Там намеривались создать родину для теплокровных евреев непрошибаемого по крепости мозгов Советского Союза. Если Россия – родина слонов, справедливо задавались вопросом башковитые аппаратчики, то почему медвежий край – не родина для евреев? “Родина! Родина!” – закричали в Одессе люди еврейской национальности, состоящие из супового набора – костей, сухожилий и хрящей. И кинулись на берега реки Биры за толикой калорий, чтобы нарастить мясо на скелетном каркасе тела.

Оставив Бетю обживаться в таежной глубинке, мой папа Арон двинулся на заработки в Копай-город – так по-простецки называли дальневосточники Комсомольск на Амуре. Наяву мечта зодчих Светлого Будущего представляла из себя бесчетное количество землянок и великое множество замерзающих повсеместно – под землей, на земле и в воздухе – ударников “коммунягиного” труда. Папа сразу смекнул, что пламенные речи вербовщиков – ничто по сравнению с “буржуйками”. И стал изготовлять железные печки, с выходной трубой-дымоходом, “обогревать” Копай-город, уснувший в глубоких снегах. В знак благодарности за выживание комсомольская стройка одарила его брюшным тифом и, погрузив бесчувственного баяниста-жестянщика в эшелон, отправила по рельсам, умирать в неизвестном направлении.

“Наш паровоз вперед лети, в коммуне остановка”.

Тут папе и подфартило. Он и впрямь сделал остановку в самой настоящей коммуне, где жри – не давись, все бесплатно. Но предварительно очухался от тифа, привычно победив нутряной силой жизни отупляющий зов смерти.

Попав ненароком в Москву без копейки в кармане, он с попутчиком своим Степкой, тоже очухавшимся от кошмариков тифозного бреда, приступил к поискам работы. На доске объявлений прочитали: “Требуются кровельщики-жестянщики. Обращаться по адресу…”

Обратились по адресу. Их приветили. Посадили в машину с конвоиром. И доставили в Кремль. В Кремле сопроводили на чердак. И там, на чердаке, доверительно сообщили: “Крыша у нас поехала. Когда сбрасывали царского орла со шпиля, он пробил дырку в кровле, ее не заделали, вот крыша у нас и поехала”.

Папа внимательно выслушал кремлевского завхоза. И согласился: крыша у них действительно того… Это надо же, крыша у них, почитай, поехала прямиком с семнадцатого года, с самой революции, когда скидывали орла наземь, а спохватились только сейчас – “крыша поехала!” – и бросились на поиски специалистов.

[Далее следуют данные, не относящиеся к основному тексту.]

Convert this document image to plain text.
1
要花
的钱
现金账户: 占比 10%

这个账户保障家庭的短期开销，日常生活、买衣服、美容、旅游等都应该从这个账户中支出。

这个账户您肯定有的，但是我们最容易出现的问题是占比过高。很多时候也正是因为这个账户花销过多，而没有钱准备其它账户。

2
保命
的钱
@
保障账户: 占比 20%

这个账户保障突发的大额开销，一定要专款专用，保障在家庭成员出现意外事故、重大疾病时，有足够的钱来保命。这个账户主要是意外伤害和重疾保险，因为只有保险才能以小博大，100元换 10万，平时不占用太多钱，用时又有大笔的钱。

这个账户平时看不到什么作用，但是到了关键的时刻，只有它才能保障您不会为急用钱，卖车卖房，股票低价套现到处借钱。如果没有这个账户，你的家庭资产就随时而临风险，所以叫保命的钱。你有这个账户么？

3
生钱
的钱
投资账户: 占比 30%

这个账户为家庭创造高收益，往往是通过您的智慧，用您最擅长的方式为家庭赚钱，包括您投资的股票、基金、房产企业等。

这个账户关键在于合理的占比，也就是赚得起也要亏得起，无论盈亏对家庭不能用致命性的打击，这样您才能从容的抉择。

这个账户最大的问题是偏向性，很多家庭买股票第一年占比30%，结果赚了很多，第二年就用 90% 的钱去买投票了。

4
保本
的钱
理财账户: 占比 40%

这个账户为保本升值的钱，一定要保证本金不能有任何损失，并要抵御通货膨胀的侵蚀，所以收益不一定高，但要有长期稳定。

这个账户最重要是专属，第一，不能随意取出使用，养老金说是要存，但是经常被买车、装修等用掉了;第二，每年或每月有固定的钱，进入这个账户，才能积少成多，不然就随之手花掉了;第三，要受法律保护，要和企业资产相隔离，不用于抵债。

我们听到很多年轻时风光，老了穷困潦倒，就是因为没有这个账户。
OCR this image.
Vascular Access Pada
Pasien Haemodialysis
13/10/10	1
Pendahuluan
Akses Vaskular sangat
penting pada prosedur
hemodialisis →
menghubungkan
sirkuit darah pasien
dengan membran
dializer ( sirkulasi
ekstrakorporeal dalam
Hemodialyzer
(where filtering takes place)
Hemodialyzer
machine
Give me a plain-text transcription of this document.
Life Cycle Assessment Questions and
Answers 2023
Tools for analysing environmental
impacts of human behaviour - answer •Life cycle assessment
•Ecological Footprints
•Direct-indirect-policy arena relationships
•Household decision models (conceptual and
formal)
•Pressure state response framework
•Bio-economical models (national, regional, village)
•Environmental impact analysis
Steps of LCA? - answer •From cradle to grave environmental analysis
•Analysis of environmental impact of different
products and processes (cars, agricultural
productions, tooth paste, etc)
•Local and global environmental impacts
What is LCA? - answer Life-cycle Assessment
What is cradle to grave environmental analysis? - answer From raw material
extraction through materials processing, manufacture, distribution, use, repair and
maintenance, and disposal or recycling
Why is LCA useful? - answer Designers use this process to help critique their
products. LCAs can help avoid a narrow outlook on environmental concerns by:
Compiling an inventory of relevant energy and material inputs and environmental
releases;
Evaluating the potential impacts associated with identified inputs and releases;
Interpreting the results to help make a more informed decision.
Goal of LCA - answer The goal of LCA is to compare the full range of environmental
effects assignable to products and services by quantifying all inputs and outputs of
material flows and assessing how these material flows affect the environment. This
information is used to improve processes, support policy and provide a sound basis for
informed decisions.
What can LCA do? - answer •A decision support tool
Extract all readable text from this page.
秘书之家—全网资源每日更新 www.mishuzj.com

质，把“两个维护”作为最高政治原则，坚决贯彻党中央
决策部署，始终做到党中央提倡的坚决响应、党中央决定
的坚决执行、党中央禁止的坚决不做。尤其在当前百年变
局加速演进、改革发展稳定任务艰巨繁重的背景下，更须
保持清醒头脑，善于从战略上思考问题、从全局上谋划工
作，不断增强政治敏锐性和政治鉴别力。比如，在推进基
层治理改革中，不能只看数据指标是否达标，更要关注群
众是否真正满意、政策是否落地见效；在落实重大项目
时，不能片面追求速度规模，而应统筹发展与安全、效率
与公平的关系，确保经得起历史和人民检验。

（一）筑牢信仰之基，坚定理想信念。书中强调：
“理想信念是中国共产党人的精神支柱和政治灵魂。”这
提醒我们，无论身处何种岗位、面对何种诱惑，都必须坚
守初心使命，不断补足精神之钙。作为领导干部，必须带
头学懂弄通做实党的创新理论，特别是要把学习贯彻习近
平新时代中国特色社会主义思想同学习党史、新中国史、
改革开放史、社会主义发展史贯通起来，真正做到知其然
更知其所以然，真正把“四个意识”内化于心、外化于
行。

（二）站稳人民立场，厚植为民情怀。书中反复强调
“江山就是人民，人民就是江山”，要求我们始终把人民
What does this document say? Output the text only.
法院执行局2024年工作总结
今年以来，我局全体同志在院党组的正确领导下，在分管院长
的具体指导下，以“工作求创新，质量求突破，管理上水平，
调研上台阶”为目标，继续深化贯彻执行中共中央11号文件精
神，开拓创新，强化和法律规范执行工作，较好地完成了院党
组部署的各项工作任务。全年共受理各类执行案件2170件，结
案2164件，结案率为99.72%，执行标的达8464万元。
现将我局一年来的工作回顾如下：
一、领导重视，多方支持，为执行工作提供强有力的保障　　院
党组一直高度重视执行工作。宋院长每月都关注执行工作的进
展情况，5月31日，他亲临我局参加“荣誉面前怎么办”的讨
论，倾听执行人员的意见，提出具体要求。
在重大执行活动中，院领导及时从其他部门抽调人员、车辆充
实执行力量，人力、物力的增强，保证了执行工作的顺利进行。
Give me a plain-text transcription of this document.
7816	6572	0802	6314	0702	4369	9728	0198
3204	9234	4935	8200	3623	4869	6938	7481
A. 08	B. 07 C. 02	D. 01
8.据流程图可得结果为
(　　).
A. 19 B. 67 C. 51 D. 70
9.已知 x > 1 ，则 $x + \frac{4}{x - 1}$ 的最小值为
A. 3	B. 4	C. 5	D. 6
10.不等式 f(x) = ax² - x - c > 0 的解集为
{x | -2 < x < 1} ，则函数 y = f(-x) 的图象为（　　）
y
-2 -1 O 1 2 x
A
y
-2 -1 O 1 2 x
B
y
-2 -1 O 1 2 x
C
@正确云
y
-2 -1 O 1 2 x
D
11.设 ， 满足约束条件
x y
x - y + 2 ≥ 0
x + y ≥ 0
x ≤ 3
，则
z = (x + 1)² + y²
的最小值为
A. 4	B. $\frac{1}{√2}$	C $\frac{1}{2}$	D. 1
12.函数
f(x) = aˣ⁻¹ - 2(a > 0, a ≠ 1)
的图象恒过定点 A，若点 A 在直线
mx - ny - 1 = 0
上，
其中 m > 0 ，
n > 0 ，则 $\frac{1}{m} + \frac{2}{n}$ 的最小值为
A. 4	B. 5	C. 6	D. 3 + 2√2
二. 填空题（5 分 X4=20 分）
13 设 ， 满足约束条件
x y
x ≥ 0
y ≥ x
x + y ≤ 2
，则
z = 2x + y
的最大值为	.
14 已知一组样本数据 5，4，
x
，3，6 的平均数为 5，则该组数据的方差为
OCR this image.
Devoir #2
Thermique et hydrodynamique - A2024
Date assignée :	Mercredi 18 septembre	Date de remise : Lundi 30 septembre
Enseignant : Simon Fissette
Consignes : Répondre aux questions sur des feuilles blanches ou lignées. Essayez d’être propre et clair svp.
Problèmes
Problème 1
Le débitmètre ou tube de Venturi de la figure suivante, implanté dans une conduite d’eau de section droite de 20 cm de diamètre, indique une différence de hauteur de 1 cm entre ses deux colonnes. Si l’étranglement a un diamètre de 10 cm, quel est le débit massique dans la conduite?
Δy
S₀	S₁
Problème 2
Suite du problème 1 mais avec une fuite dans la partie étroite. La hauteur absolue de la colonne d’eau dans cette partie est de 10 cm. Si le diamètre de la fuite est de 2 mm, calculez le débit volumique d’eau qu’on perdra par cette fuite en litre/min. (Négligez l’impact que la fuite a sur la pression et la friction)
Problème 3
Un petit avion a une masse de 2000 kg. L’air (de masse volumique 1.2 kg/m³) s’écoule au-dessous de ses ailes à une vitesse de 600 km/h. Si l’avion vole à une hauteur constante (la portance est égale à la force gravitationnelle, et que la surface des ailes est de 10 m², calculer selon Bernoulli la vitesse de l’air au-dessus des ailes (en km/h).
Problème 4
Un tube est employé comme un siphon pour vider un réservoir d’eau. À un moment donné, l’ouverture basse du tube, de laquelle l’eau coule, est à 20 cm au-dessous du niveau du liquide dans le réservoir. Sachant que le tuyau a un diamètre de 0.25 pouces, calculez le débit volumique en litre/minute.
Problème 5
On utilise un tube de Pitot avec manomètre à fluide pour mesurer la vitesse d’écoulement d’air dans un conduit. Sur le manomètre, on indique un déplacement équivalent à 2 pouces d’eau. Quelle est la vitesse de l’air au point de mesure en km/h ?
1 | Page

Излишне говорить, мой папа был большой специалист по кровельному делу. В Одессе с тридцатых годов жестяная крыша его работы украшает Первое артиллерийское училище, если ее еще не украли. Наш фамильный знак, оттиск конца девятнадцатого – начала двадцатого веков, можно встретить в Кракове и Варшаве, на островерхих кровлях костелов. Увековечен он дедом моим Фроимом, а до него и прадедом Арн-Бершем. Эти люди являли собой самых “высокородных” мастеров молотка и ножниц. Они выезжали из Одессы на “трудовой променад” в Польшу, получая, как некогда маститые живописцы Возрождения, персональные приглашения из мэрии или от именитых горожан.

Вот и в Москве все вышло по правилам. И мой папа Арон, не нарушив семейных традиций, благосклонно принял приглашение отремонтировать крышу Кремля не от кого-нибудь, а от Самого… “Кого?”, честно сказать, он не помнил. Да и кто вспомнит теперь этих репрессированных завхозов Советской власти?

Распрощавшись с работодателем, мой папа приступил со Степкой к починке прохудившейся кровли. Работали с огоньком. Степке от того “огонька” прикурить захотелось. Ан не прикуришь, когда папирос нет в наличии. Тут и время обеденного перерыва приспело. Кушать хочется, а денег нету.

Что делают люди, когда им хочется кушать? Идут в столовую. Даже без денег.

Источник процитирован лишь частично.